I am about
10 20 meetings into my most recent experiment. And, so far, it is going pretty well.
What am I doing?
I am getting in touch with people with whom I chat online on social media (which, for me, means Twitter and the fediverse), and asking them if they fancy a short video chat.
I’ve sent a handful of people a message along the lines of:
Good afternoon! With apologies if this is really random DM, I know we’ve chatted on here a bit, and I enjoy your writing, so I wonder if you’d fancy a virtual catch-up / chat at some point? Nothing particular in mind, just saying “hello” to people I chat with from time to time, but don’t know particularly well. If this isn’t up your street, or it’s a bad time, please do just say. Or just ignore the message - I won’t follow up. Neil
I’ve been tailoring the messages, focussing on why I follow them / why I enjoy interacting with them, crossing my fingers, and hoping I don’t get flamed.
What’s it been like so far?
Honestly, getting in touch with people like this - and these are people I know, to at least some extent - is really outside my comfort zone.
Some many times, I’ve hesitated over the “send” button.
Will they find it odd? Worse, creepy? Am I intruding on someone’s personal space / time by even asking. Even though I know who they are, what if they haven’t a clue who I am?
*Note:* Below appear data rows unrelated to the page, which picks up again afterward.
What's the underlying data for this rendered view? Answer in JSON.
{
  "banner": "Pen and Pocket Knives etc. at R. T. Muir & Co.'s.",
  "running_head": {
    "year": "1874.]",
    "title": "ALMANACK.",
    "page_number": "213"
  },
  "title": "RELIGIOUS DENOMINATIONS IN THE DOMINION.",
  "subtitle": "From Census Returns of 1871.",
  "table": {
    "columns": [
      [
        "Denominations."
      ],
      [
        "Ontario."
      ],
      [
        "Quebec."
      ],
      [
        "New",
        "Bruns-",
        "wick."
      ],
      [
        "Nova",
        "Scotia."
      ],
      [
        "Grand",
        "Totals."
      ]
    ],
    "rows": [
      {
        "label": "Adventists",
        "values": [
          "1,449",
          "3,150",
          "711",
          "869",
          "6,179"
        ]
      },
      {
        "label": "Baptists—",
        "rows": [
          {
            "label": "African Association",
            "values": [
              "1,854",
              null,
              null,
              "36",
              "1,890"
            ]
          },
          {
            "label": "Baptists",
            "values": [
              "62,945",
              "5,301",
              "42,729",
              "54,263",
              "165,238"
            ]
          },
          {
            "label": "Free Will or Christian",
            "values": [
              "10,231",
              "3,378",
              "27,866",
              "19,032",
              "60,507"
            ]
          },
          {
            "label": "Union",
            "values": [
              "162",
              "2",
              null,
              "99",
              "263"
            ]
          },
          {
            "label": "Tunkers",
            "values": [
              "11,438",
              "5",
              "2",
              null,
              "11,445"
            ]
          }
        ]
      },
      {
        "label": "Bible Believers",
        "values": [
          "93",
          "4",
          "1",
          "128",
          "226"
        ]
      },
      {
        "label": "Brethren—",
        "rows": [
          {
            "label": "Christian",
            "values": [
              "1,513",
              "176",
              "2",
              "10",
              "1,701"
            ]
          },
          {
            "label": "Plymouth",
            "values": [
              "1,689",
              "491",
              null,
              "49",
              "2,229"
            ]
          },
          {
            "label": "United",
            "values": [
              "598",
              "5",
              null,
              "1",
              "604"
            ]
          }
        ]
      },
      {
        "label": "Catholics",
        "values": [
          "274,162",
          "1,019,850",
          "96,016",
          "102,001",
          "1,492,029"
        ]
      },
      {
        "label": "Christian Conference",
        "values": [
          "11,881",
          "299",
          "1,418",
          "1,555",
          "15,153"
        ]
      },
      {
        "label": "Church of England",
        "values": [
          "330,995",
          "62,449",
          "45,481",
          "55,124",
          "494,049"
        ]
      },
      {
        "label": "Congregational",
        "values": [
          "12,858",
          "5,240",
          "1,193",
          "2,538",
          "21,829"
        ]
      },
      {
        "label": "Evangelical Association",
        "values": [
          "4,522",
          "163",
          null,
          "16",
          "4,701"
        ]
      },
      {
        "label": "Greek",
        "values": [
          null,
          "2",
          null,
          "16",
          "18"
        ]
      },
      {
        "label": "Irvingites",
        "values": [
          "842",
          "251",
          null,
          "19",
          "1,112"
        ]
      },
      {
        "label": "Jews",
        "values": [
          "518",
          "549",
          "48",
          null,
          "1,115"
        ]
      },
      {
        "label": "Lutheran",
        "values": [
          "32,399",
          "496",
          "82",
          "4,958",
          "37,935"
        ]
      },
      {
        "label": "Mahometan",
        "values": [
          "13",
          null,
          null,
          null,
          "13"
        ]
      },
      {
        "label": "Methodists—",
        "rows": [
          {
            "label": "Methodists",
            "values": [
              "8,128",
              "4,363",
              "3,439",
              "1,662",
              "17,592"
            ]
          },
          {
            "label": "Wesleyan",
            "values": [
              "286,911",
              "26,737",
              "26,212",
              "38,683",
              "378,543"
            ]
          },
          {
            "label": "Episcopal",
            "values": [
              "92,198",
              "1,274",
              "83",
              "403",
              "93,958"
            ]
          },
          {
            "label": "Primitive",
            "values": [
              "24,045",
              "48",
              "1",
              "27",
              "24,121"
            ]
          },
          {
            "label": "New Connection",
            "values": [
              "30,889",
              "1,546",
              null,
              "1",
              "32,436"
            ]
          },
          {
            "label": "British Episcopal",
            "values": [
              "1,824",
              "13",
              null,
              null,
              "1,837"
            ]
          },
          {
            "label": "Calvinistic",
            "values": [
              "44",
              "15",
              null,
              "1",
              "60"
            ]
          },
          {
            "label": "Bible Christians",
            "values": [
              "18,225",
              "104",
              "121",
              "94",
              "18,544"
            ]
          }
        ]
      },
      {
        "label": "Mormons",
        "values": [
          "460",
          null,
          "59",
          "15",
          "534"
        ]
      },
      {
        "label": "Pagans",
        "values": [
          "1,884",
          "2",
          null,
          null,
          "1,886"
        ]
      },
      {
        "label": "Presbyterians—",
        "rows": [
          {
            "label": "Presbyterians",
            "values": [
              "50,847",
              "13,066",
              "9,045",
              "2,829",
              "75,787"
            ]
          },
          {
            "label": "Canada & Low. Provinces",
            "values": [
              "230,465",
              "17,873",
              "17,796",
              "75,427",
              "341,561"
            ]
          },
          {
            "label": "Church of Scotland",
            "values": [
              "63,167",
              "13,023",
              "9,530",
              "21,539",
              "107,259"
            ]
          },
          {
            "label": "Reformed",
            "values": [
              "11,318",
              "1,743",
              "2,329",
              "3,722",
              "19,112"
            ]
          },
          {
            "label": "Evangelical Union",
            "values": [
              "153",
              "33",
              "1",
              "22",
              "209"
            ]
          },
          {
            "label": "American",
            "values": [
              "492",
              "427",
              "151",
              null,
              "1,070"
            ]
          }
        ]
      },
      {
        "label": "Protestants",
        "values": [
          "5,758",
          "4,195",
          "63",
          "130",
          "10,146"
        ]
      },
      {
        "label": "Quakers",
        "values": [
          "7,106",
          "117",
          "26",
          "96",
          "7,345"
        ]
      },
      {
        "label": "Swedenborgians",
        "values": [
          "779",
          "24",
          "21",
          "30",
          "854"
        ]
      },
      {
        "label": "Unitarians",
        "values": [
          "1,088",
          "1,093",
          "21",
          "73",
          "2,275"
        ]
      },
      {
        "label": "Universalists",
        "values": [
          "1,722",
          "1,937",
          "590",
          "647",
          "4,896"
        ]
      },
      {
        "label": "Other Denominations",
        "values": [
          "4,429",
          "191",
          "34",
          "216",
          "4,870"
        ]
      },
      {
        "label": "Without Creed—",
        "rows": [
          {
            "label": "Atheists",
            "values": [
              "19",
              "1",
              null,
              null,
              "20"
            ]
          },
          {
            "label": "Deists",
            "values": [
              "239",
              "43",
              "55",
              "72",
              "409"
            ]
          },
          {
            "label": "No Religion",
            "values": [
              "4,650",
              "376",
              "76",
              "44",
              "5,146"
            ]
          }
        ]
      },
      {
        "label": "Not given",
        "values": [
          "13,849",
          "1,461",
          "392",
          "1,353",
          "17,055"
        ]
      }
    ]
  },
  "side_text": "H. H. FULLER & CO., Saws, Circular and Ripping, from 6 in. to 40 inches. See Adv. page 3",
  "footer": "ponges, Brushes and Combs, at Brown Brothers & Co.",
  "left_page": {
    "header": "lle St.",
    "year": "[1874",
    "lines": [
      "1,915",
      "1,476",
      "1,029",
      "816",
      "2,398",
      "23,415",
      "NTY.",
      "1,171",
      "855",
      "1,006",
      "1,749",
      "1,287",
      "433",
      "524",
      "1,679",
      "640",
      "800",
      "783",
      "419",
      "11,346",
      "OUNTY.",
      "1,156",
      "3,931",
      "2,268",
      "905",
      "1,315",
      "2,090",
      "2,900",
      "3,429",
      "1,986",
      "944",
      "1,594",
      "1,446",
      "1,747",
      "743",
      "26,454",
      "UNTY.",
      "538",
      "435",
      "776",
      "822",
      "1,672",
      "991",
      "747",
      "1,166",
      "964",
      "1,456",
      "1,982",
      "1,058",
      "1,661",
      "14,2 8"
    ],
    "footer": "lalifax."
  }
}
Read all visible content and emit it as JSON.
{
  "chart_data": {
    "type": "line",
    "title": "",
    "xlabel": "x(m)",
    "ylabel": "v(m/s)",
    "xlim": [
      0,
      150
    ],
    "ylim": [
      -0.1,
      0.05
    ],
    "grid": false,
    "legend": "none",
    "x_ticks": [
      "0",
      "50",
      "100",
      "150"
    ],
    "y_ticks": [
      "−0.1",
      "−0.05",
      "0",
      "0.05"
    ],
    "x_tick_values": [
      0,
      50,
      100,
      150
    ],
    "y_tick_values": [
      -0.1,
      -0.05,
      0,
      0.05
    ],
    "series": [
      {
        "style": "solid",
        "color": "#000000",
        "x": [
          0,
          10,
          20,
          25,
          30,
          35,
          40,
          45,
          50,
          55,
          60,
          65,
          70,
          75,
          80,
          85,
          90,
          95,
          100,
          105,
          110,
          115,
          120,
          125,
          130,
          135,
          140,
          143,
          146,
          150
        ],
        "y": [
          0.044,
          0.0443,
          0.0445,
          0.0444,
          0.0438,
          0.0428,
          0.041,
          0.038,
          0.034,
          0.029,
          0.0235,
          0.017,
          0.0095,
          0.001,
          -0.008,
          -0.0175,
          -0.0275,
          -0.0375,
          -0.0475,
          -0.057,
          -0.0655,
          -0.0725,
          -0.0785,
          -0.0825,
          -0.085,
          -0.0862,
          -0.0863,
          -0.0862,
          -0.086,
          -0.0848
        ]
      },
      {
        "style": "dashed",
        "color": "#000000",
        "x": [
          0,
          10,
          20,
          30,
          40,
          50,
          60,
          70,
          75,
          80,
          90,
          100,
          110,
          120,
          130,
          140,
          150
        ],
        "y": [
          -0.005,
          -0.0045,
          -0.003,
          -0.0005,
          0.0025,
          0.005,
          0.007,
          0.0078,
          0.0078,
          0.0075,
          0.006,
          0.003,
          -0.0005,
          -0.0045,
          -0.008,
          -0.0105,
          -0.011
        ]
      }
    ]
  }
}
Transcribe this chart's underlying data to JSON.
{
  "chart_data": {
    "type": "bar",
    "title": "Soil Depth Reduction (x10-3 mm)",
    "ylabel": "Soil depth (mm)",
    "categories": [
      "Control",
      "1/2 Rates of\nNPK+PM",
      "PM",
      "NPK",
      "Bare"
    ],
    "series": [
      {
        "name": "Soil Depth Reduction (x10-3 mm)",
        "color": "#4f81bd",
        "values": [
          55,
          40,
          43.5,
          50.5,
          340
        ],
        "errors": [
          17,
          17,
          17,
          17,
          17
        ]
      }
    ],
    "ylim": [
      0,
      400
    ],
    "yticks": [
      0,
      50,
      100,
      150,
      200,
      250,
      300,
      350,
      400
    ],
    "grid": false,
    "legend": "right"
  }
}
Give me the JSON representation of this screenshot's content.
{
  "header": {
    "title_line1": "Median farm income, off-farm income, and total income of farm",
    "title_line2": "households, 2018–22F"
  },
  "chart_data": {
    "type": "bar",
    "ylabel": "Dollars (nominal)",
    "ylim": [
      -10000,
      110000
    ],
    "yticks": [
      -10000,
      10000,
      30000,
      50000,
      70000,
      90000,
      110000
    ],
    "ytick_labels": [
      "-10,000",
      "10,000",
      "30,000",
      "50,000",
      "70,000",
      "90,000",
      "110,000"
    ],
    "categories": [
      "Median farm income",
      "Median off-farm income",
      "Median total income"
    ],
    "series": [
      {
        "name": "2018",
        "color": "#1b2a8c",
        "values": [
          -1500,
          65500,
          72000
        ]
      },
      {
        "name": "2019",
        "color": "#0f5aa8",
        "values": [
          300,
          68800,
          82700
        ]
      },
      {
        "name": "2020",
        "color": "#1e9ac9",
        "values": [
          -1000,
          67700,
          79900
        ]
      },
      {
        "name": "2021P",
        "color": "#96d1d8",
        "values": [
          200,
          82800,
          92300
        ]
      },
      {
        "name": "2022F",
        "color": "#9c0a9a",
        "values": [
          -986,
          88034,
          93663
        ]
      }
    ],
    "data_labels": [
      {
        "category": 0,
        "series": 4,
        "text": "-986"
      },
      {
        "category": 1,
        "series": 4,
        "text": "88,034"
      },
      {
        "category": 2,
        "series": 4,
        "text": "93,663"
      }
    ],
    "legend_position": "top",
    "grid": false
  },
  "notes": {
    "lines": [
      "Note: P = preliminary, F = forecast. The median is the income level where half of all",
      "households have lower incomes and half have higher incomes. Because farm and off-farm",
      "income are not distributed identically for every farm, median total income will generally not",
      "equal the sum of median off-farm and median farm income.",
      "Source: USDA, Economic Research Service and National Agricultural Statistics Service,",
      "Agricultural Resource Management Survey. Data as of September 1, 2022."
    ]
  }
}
But, in each case, I’ve tailored the message, tried to include enough “get outs” so that people can readily ignore the message or give a simple, even made up, reason to reject, and then I’ve (eventually) hit “send”.
And… so far, so good!
For a start, no-one has said no.
And, even better, I’ve had about
10 20 video chats, and each one has been great. Fellow lawyers, fellow techies, fellow academics, fellow… well, a whole mix. And all over the world too - finding a good mutual time across timezones has been challenging at times, but I’m open to evenings as well as day time, most days, so we’ve found a way.
Each chat has been different, and each has been enjoyable in its own way. It has been a pleasure meeting so many people via video, rather than just chatting on social media. Some have been more serious discussions, some have been friendly “water cooler” type chats, some have been downright hilarious. Each has been fantastic.
Some people I knew better than others already. And, in one case, I cheated, and had a chat with someone I’d met before.
I’m so pleased that I took this punt.
It has also helped me develop my skills in asking questions (outside a work context), and encouraging people to talk about themselves.
What is this about / why do this?
I wanted to give it a go for a few reasons:
it might be fun: most people are genuinely fun and interesting.
get to know some people a bit better. Because, well, why not?
it might help me address some of my nervousness with “networking” (the people kind; give me a terminal and some network logs and I’m fine) - admittedly, at the cost of having to step out of my comfort zone in the first place, simply to send out requests / invitations.
What is it not about?
Dating or similar.
“Business development” / marketing. I hate “cold calling” with a passion.
Will you be asking me?
I’ve a few more meetings to set up or to have and, as this has been going well, I am likely to ask more people.
Perhaps it will get easier with practice.
Can I ask you?
As long as you don’t want to sell me something, and don’t want to hit on me (unlikely, I know), yes, absolutely!
I know it can be challenging, but if our paths have crossed in some way or we have some common interests, and you’d like to have a chat with me, please do just get in touch by whatever means you want. Genuinely, don’t be shy.
(And this applies especially if you’re a student thinking of becoming a solicitor, or you’re a junior solicitor.)